My dad, the consummate showman, liked to open the champagne the way they do in the movies: Two thumbs on the cork, pushing outward until the cork became a lethal projectile. Don’t try that at home, kids. To open a bottle of champagne safely, cover the cork with a towel and gently twist the bottle, not the cork. “It isn’t a party until someone loses an eye,” is no way to ring in the New Year.

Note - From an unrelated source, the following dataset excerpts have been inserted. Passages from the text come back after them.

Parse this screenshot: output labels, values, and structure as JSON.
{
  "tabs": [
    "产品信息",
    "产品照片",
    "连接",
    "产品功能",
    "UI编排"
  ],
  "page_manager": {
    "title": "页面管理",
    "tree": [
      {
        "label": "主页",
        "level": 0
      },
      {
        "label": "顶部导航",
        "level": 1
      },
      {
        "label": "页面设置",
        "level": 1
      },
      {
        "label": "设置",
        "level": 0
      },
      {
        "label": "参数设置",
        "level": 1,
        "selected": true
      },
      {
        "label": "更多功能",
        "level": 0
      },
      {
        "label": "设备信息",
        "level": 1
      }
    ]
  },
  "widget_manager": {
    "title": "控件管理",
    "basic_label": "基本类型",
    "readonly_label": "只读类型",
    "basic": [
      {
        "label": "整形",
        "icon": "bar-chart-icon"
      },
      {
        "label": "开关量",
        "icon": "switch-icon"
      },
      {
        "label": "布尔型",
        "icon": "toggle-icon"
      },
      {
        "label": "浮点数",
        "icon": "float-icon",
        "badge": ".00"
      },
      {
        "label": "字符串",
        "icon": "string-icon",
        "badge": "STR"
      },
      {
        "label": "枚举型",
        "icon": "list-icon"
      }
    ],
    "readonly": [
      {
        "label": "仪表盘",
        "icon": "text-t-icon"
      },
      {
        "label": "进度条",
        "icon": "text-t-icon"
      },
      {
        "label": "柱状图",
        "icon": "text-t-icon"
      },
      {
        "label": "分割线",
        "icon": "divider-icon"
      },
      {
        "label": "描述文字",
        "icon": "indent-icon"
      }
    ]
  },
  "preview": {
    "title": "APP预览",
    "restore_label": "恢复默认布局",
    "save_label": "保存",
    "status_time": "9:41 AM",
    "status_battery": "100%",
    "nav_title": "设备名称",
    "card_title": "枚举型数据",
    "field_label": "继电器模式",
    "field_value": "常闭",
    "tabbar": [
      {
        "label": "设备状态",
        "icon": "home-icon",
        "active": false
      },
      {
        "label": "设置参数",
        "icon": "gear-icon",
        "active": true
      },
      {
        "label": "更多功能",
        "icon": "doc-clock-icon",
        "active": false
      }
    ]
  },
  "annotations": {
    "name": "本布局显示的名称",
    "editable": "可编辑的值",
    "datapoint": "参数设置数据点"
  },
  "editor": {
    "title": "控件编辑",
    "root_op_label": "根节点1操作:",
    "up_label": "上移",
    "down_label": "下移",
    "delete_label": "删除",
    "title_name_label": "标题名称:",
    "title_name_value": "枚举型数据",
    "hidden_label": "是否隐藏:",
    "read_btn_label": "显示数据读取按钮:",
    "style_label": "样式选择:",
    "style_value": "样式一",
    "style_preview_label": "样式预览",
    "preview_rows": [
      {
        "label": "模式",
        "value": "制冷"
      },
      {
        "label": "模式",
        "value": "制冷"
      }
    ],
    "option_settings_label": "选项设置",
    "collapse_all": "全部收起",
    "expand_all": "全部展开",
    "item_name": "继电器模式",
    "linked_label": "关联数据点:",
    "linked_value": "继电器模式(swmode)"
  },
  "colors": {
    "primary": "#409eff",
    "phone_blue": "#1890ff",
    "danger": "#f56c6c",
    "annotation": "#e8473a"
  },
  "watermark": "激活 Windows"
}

Here in Los Angeles, where you can’t swing a cat without hitting a red carpet event, I’m not alone ordering champagne or a champagne cocktail on any given Wednesday. If you happen to live where beer is king, don’t let that stop you from indulging your inner fabulousness. Champagne and a game of darts go better together than you might think.
Only feeling half-fabulous? Try a Black Velvet: A flute filled halfway with Guinness, gently topped off with champagne. The more buoyant champagne will float delightfully on the denser stout beneath. Try pouring the champagne slowly over the back of a spoon to insure maximum effect.
For something more complex, try Lu’s Champagne Cocktail, a sophisticated drink consisting of champagne, Angostura bitters and a sugar cube that’s ridiculously easy to make using a shallow, wide-mouth glass instead of a flute. And who doesn’t love anything involving a sugar cube?
If you’re throwing a holiday bash, there are several excellent, yet inexpensive sparkling wines – “Champagne” officially refers to bottles exclusively from the Champagne region of France, although most people use the term loosely – that won’t force you to choose between a proper celebration and a car payment.
Domaine Carneros Bruts by Taittinger are not only crisp, dry and certified organic, 2003, 2004 and 2005 are all under $20. Piper Sonoma Select Cuvee Brut is a steal at around $15, especially compared to its older French relatives, Piper Heidsiech and Charles Heidsiech.
Mumm Napa Brut Prestige, Chandon Blanc de Noir (Napa) and Gloria Ferrer Brut (Sonoma) are also highly respected and delicious selections for around $18.
At those prices, you can afford to create a fantastic punch. Don’t forget to set aside a few bottles for midnight.
2 Bottles Champagne
2 Cans cranberry juice concentrate, thawed
2 Lemons, sliced
2 Litres 7-Up
26 oz. Gin
1 can/jar Maraschino Cherries
13 oz. Strawberry Schnapps
Mix the liquors in a large punch bowl. Stir in the 7-Up and cranberry juice concentrate. Float the cherries and lemon slices on top. Serve in punch cups.
Dara Nai is a freelance writer based in Los Angeles.